Nevertheless, the range, variety and success of new single-origin espressos continue to impress. Over the last two months one of the most impressive single-origin espressos to come our way is a Brazil, perhaps predictably so, given Brazil’s reputation as a source of naturally low-acid coffees particularly appropriate for espresso brewing. The 93-rated Paradise Roasters Pocos de Caldas S.O. Espresso, brought to a medium roast, displayed a harmonious juxtaposition of flavor characteristics we associate with brighter coffees – honey, flowers – with deeper, more pungent notes we typically associate with espresso: dark chocolate, low-acid fruit, cedar. On the other hand, the Johnson Brothers Mihuti Kenya Espresso (93) espresso-izes a coffee origin that is most definitely not known for its naturally low acidity, rather for its exhilarating brightness. But a tactful moderate dark roast appears to help tame the acidity in this particular Kenya, turning the characteristic Kenya tart berry notes into a crisp pineapple that sits nicely inside a chocolaty sweetness. The mouthfeel is rather light but just syrupy enough, and the flavor retains its character with impressive resilience and complexity in short milk and cappuccino. Another Kenya espresso, Taiwanese Simon Hsieh’s Roar of Kenya (93) situates at the dark end of a classic medium roast, giving us complex floral notes and honey, pleasures of a high-grown medium-roasted Kenya, but without acidy sharpness and nicely deepened by an orangy dark chocolate.

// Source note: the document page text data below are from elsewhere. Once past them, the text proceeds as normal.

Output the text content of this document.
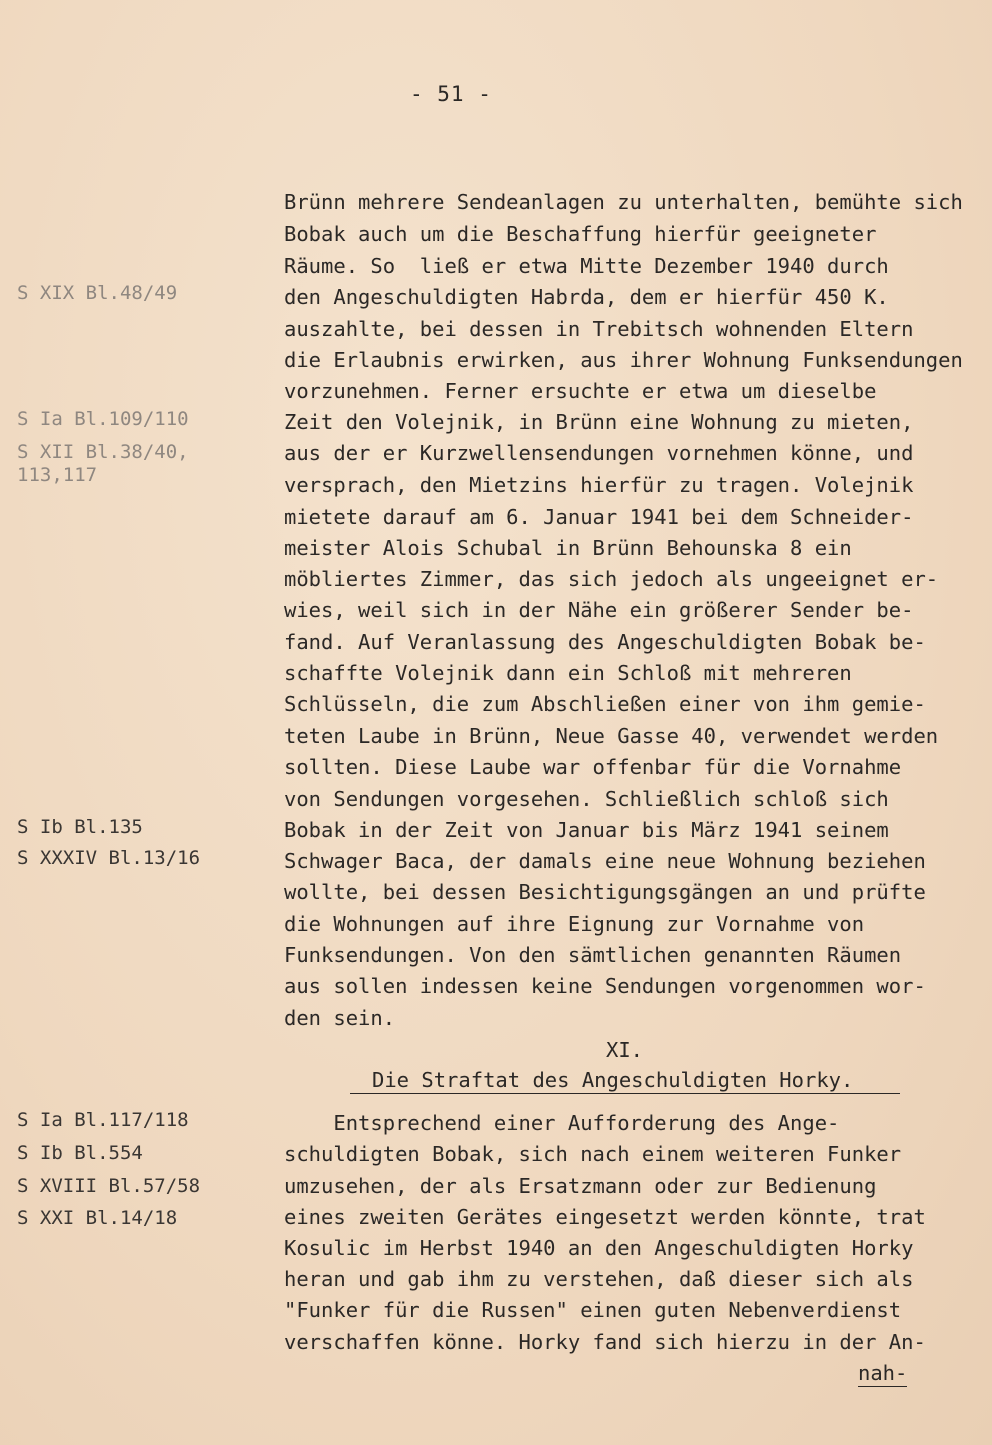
- 51 -
S XIX Bl.48/49
S Ia Bl.109/110
S XII Bl.38/40,
113,117
S Ib Bl.135
S XXXIV Bl.13/16
S Ia Bl.117/118
S Ib Bl.554
S XVIII Bl.57/58
S XXI Bl.14/18
Brünn mehrere Sendeanlagen zu unterhalten, bemühte sich
Bobak auch um die Beschaffung hierfür geeigneter
Räume. So  ließ er etwa Mitte Dezember 1940 durch
den Angeschuldigten Habrda, dem er hierfür 450 K.
auszahlte, bei dessen in Trebitsch wohnenden Eltern
die Erlaubnis erwirken, aus ihrer Wohnung Funksendungen
vorzunehmen. Ferner ersuchte er etwa um dieselbe
Zeit den Volejnik, in Brünn eine Wohnung zu mieten,
aus der er Kurzwellensendungen vornehmen könne, und
versprach, den Mietzins hierfür zu tragen. Volejnik
mietete darauf am 6. Januar 1941 bei dem Schneider-
meister Alois Schubal in Brünn Behounska 8 ein
möbliertes Zimmer, das sich jedoch als ungeeignet er-
wies, weil sich in der Nähe ein größerer Sender be-
fand. Auf Veranlassung des Angeschuldigten Bobak be-
schaffte Volejnik dann ein Schloß mit mehreren
Schlüsseln, die zum Abschließen einer von ihm gemie-
teten Laube in Brünn, Neue Gasse 40, verwendet werden
sollten. Diese Laube war offenbar für die Vornahme
von Sendungen vorgesehen. Schließlich schloß sich
Bobak in der Zeit von Januar bis März 1941 seinem
Schwager Baca, der damals eine neue Wohnung beziehen
wollte, bei dessen Besichtigungsgängen an und prüfte
die Wohnungen auf ihre Eignung zur Vornahme von
Funksendungen. Von den sämtlichen genannten Räumen
aus sollen indessen keine Sendungen vorgenommen wor-
den sein.
XI.
Die Straftat des Angeschuldigten Horky.
Entsprechend einer Aufforderung des Ange-
schuldigten Bobak, sich nach einem weiteren Funker
umzusehen, der als Ersatzmann oder zur Bedienung
eines zweiten Gerätes eingesetzt werden könnte, trat
Kosulic im Herbst 1940 an den Angeschuldigten Horky
heran und gab ihm zu verstehen, daß dieser sich als
"Funker für die Russen" einen guten Nebenverdienst
verschaffen könne. Horky fand sich hierzu in der An-
nah-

The precision and attention that contemporary roasters bring to roasting single-origin espressos is made explicit in the Bluekoff Single Origin Thai Espresso Blend (93), a coffee both produced and roasted in Thailand. Two very similar but different roast levels were applied to the same grade of Thai green coffee, presumably helping account for the sample’s layered, ripely fruit-toned depth. As most roasters know, combining two roast levels is a risky business if not performed with restraint and tact. If the roast levels of the blend components are too extreme and contrasty they typically cancel one another out and hopelessly blur the character of the coffee. With the Bluekoff espresso, however, the two components are close enough in degree of roast to encourage a complementary resonance rather than a self-canceling or confusing dissonance.